Alan Turing in his original paper presents the following system of differential equations:
$\frac{\delta X_r}{\delta t} = f(X_r, Y_r) + \mu(X_{r+1} -2X_r + X_{r-1})$
$\frac{\delta Y_r}{\delta t} = g(X_r, Y_r) + v(Y_{r+1} - 2Y_r + Y_{r-1})$
for $r \in \{0, ..., N-1\}$
He talks about N cells forming a ring and each cell having two morphogens X and Y. $X_r(t)$ and $Y_r(t)$ are the concentrations of those morphogens in the r-th cell.

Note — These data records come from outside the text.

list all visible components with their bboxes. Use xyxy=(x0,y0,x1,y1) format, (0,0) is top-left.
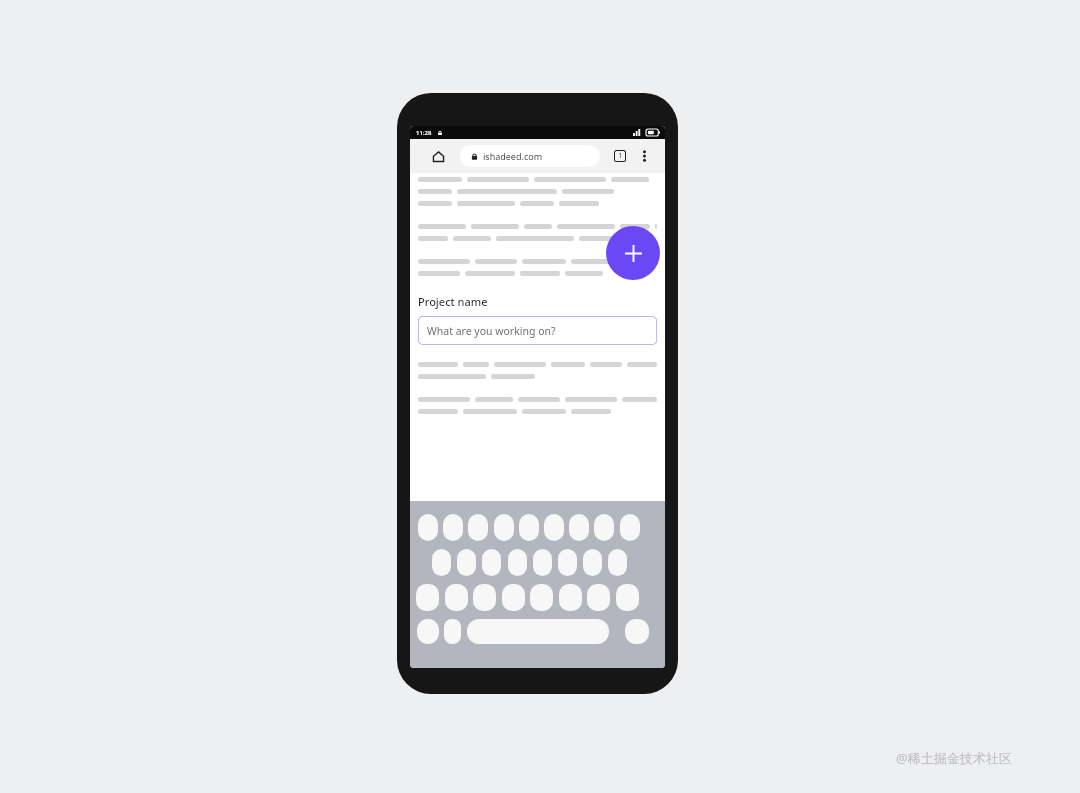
button[interactable] xyxy=(608,549,627,576)
button[interactable] xyxy=(569,514,589,541)
button[interactable] xyxy=(583,549,602,576)
button[interactable] xyxy=(533,549,552,576)
staticText: 1 xyxy=(618,151,623,161)
button[interactable]: More options xyxy=(634,146,654,166)
button[interactable] xyxy=(443,514,463,541)
button[interactable] xyxy=(558,549,577,576)
staticText: Project name xyxy=(418,294,488,309)
button[interactable] xyxy=(444,619,461,644)
button[interactable] xyxy=(445,584,468,611)
button[interactable]: ishadeed.com xyxy=(460,145,600,167)
staticText: What are you working on? xyxy=(427,324,556,338)
button[interactable]: Home xyxy=(427,145,449,167)
button[interactable] xyxy=(519,514,539,541)
button[interactable] xyxy=(559,584,582,611)
button[interactable] xyxy=(594,514,614,541)
staticText: @稀土掘金技术社区 xyxy=(896,749,1012,767)
button[interactable] xyxy=(502,584,525,611)
button[interactable] xyxy=(468,514,488,541)
button[interactable]: What are you working on? xyxy=(418,316,657,345)
button[interactable] xyxy=(416,584,439,611)
button[interactable] xyxy=(620,514,640,541)
button[interactable]: Add project xyxy=(606,226,660,280)
button[interactable]: Space xyxy=(467,619,609,644)
button[interactable] xyxy=(587,584,610,611)
staticText: ishadeed.com xyxy=(483,150,543,162)
button[interactable] xyxy=(432,549,451,576)
button[interactable] xyxy=(473,584,496,611)
button[interactable] xyxy=(625,619,649,644)
button[interactable] xyxy=(494,514,514,541)
button[interactable] xyxy=(508,549,527,576)
button[interactable] xyxy=(616,584,639,611)
button[interactable]: Tabs xyxy=(610,146,630,166)
staticText: 11:28 xyxy=(416,129,432,137)
button[interactable] xyxy=(530,584,553,611)
button[interactable] xyxy=(417,619,439,644)
button[interactable] xyxy=(544,514,564,541)
button[interactable] xyxy=(457,549,476,576)
button[interactable] xyxy=(418,514,438,541)
button[interactable] xyxy=(482,549,501,576)
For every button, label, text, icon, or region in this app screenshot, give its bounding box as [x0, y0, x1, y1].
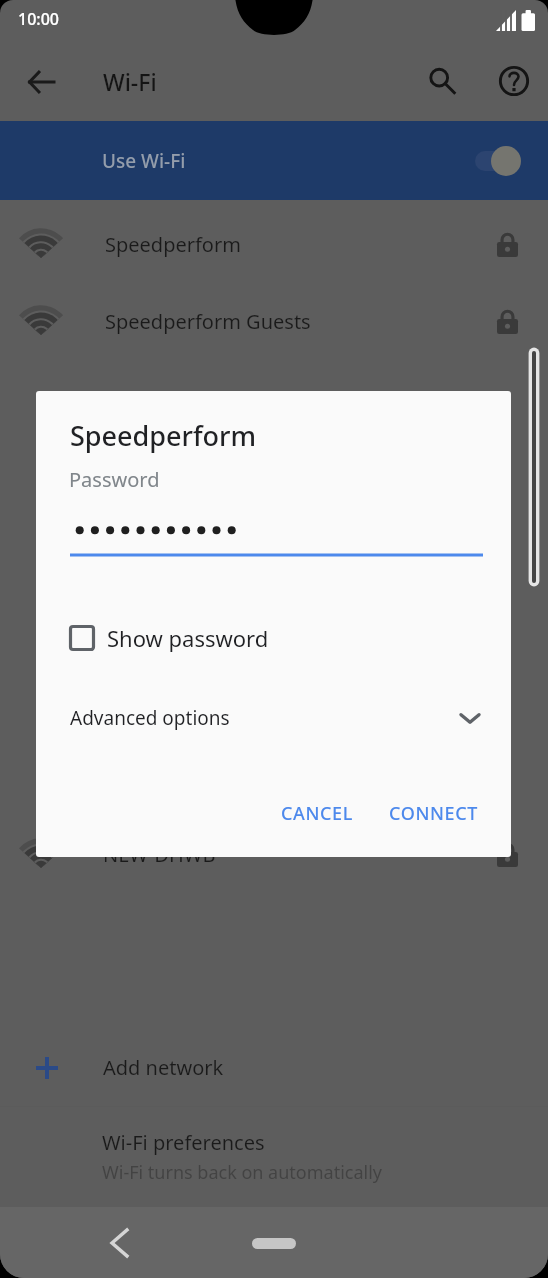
staticText: Speedperform Guests	[105, 308, 311, 335]
button[interactable]: Back	[16, 57, 65, 106]
button[interactable]: Help	[489, 56, 538, 105]
button[interactable]: CONNECT	[377, 792, 490, 835]
button[interactable]: Wi-Fi preferences	[0, 1107, 548, 1199]
button[interactable]: CANCEL	[269, 792, 365, 835]
staticText: Wi-Fi preferences	[102, 1129, 265, 1156]
button[interactable]: Speedperform	[0, 206, 548, 283]
staticText: Wi-Fi turns back on automatically	[102, 1160, 383, 1185]
staticText: Show password	[107, 623, 269, 653]
staticText: Password	[69, 466, 160, 493]
staticText: Add network	[103, 1054, 224, 1081]
button[interactable]: NEW-DHWB	[0, 816, 548, 893]
button[interactable]: Add network	[0, 1029, 548, 1106]
staticText: Speedperform	[105, 231, 241, 258]
button[interactable]: Speedperform Guests	[0, 283, 548, 360]
button[interactable]: Show password	[69, 616, 269, 660]
staticText: Use Wi-Fi	[102, 148, 186, 174]
button[interactable]: Home	[252, 1238, 296, 1249]
button[interactable]: Back	[95, 1219, 143, 1267]
staticText: CANCEL	[281, 801, 353, 826]
button[interactable]: Use Wi-Fi	[0, 121, 548, 200]
button[interactable]: Search	[417, 56, 466, 105]
staticText: Advanced options	[70, 705, 230, 731]
staticText: NEW-DHWB	[103, 841, 216, 868]
staticText: 10:00	[18, 8, 59, 30]
button[interactable]: Advanced options	[36, 696, 511, 740]
staticText: Wi-Fi	[103, 66, 157, 97]
staticText: CONNECT	[389, 801, 478, 826]
staticText: Speedperform	[70, 417, 257, 454]
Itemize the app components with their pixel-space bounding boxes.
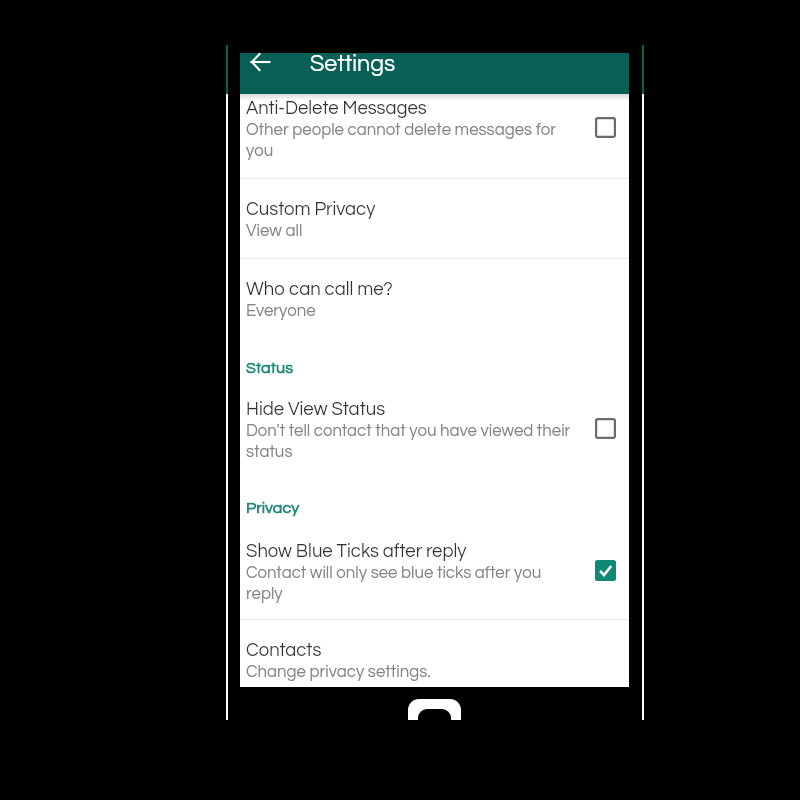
staticText: Anti-Delete Messages xyxy=(246,96,427,118)
staticText: Hide View Status xyxy=(246,397,386,419)
staticText: Contacts xyxy=(246,638,322,660)
staticText: Show Blue Ticks after reply xyxy=(246,539,467,561)
staticText: Everyone xyxy=(246,299,316,320)
staticText: Don't tell contact that you have viewed … xyxy=(246,419,575,461)
button[interactable]: Back xyxy=(240,43,280,80)
staticText: Change privacy settings. xyxy=(246,660,431,681)
button[interactable]: Hide View Status xyxy=(240,389,629,479)
button[interactable]: Anti-Delete Messages xyxy=(240,94,629,179)
button[interactable]: Who can call me? xyxy=(240,259,629,334)
staticText: Who can call me? xyxy=(246,277,393,299)
button[interactable]: Custom Privacy xyxy=(240,179,629,259)
staticText: Other people cannot delete messages for … xyxy=(246,118,575,160)
staticText: Custom Privacy xyxy=(246,197,376,219)
staticText: Settings xyxy=(310,50,396,76)
staticText: Contact will only see blue ticks after y… xyxy=(246,561,575,603)
staticText: Status xyxy=(246,358,293,377)
button[interactable]: Show Blue Ticks after reply xyxy=(240,531,629,620)
staticText: Privacy xyxy=(246,498,300,517)
button[interactable]: Contacts xyxy=(240,620,629,687)
staticText: View all xyxy=(246,219,303,240)
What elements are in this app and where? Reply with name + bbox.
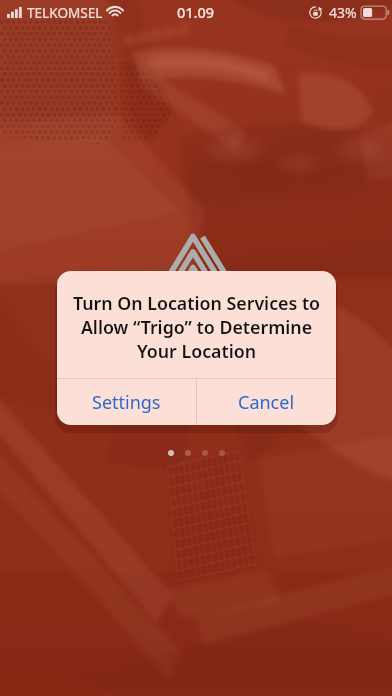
button[interactable]: Settings	[57, 379, 196, 425]
staticText: Turn On Location Services to Allow “Trig…	[69, 291, 324, 363]
button[interactable]: Cancel	[197, 379, 336, 425]
staticText: 01.09	[177, 2, 215, 22]
other: Rotation lock	[309, 6, 322, 19]
staticText: 43%	[329, 3, 357, 22]
staticText: TELKOMSEL	[27, 3, 103, 22]
staticText: Cancel	[238, 390, 295, 415]
staticText: Settings	[92, 390, 161, 415]
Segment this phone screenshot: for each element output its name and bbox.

Then he reasons that under certain conditions the equilibrium state $f(X_r, Y_r) = g(X_r, Y_r) = 0$ is unstable and thus $X_r(t)$ as well as $Y_r(t)$ quantities will deviate in time. This is called the Turing instability.
Finally, because of the Turing instability, the animal skin can have many interesting patterns, such as stripes, spots, etc.
My questions:
1) Do I understand this correctly?
2) How to relate those differential equations to the animal skin pattern?
3) Could one assume that the concentration of the chemical $X_r$ is proportional to the "intensity" of the cell colour? Thus, those cells for which $X_r$ is high will be black, others white, and that's how the colour pattern is formed?
4) If (3) is assumed, then the pattern of the animal skin is eventually formed, thus each $X_r$ settles down to some fixed value. I.E. eventually $\frac{\delta X}{\delta t} = 0$. So does it mean that the system reaches another fixed state $\frac{\delta X_r}{\delta t} = 0$ and $\frac{\delta Y_r}{\delta t} = 0$ that is stable this time?
5) The example assumes N cells forming a ring. How to relate this to a skin, for which a plane (rather than a ring) looks like a better representation?